NHK melaporkan jika sudah ada beberapa kasus perundungan kepada para pasien yang telah sembuh. Sebanyak delapan kasus telah terjadi di Prefektur Niigata. Ironisnya, sebagian besar korban adalah anak-anak yang orang tuanya adalah pekerja medis. Beberapa anak yang mengalami perundungan mengaku dipanggil dengan sebutan "corona".
Baca Juga: Fakta menarik, separuh warga Jepang justru merasa lebih sehat sejak pandemi
Di Prefektur Nara, beberapa siswa ditolak masuk ke program pelatihan lisensi guru karena berasal dari universitas yang menjadi cluster virus. Laporan lain yang diterima NHK datang dari Prefektur Saitama. Di sana ada seorang ibu yang mengeluh karena anaknya terkadang tidak mau pergi ke sekolah karena takut dengan virus corona.

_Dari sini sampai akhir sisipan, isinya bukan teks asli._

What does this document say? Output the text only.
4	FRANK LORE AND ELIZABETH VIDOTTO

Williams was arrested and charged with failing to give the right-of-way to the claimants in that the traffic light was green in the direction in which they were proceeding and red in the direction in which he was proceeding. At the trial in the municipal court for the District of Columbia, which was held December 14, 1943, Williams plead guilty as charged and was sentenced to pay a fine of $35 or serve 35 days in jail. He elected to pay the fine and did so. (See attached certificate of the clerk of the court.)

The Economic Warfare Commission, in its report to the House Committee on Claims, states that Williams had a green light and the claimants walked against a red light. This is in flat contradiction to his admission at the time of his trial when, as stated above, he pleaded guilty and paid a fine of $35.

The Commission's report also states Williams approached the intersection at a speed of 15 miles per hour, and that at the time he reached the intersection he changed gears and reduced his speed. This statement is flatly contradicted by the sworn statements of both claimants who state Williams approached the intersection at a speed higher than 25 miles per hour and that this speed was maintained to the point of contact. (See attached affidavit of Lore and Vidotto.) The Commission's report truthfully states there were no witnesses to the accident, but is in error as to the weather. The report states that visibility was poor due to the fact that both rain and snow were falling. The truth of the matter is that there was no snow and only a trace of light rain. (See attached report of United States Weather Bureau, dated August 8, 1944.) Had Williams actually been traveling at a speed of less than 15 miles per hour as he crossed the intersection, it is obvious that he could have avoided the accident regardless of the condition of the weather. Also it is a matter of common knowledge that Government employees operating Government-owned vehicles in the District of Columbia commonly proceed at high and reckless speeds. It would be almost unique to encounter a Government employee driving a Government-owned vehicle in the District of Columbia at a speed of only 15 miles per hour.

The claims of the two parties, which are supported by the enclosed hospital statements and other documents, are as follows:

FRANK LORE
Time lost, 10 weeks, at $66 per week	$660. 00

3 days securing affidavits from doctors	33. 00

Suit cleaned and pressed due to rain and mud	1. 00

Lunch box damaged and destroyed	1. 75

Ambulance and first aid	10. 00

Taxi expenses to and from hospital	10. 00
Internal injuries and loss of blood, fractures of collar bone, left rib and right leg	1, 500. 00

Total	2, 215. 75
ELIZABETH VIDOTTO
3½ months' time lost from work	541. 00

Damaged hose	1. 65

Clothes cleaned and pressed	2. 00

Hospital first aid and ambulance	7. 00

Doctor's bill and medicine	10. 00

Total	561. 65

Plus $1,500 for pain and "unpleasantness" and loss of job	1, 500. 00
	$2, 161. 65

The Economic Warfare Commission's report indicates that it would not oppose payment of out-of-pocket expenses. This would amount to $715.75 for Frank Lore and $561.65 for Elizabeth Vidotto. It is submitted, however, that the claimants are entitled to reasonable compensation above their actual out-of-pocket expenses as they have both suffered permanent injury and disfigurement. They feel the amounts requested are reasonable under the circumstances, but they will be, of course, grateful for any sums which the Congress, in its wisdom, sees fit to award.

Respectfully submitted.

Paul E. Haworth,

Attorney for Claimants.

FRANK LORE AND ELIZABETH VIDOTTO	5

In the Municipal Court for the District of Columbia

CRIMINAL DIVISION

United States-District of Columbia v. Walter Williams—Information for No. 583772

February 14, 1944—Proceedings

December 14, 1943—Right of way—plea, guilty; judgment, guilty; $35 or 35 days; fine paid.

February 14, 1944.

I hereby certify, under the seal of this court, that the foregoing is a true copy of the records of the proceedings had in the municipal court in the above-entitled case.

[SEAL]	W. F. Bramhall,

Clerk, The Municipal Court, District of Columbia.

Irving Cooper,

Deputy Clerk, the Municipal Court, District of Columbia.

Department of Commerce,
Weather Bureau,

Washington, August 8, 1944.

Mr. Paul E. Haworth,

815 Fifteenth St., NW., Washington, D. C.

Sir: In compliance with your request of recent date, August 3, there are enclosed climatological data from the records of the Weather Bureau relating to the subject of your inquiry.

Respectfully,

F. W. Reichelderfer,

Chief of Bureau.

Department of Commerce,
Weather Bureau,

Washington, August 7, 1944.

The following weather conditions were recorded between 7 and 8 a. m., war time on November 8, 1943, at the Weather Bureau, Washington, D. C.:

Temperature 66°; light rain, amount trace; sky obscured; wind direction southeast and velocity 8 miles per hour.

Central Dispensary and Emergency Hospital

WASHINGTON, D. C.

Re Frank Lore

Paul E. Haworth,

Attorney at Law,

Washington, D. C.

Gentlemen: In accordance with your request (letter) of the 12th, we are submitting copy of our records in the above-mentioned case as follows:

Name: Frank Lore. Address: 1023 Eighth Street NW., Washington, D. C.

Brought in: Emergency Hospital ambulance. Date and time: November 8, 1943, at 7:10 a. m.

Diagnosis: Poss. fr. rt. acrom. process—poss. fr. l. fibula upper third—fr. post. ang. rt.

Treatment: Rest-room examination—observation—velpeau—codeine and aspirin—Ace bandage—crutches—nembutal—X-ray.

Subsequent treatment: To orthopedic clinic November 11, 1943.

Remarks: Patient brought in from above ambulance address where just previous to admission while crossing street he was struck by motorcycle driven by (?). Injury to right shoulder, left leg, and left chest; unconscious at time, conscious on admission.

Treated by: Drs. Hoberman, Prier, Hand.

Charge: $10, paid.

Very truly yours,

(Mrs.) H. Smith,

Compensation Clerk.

Sejak sekolah kembali dibuka bulan Juli lalu, anaknya selalu merasa stress, ketakutan, dan kerap menangis saat diminta untuk kembali bersekolah. Pemerintah Jepang melalui Kementerian Pendidikan dengan cepat merespons masalah sosial baru ini. Pada tanggal 25 Agustus lalu mereka merilis anjuran nasional yangbertujuan untuk mengatasi beberapa masalah pelecehan dan diskriminasi yang muncul di sekolah.
Beberapa isinya meliputi dorongan kepada para siswa untuk berbelas kasih terdahap mereka yang telah terinfeksi. Pemerintah juga meminta para guru untuk menjelaskan dengan jelas mengenai segala hal tentang virus corona.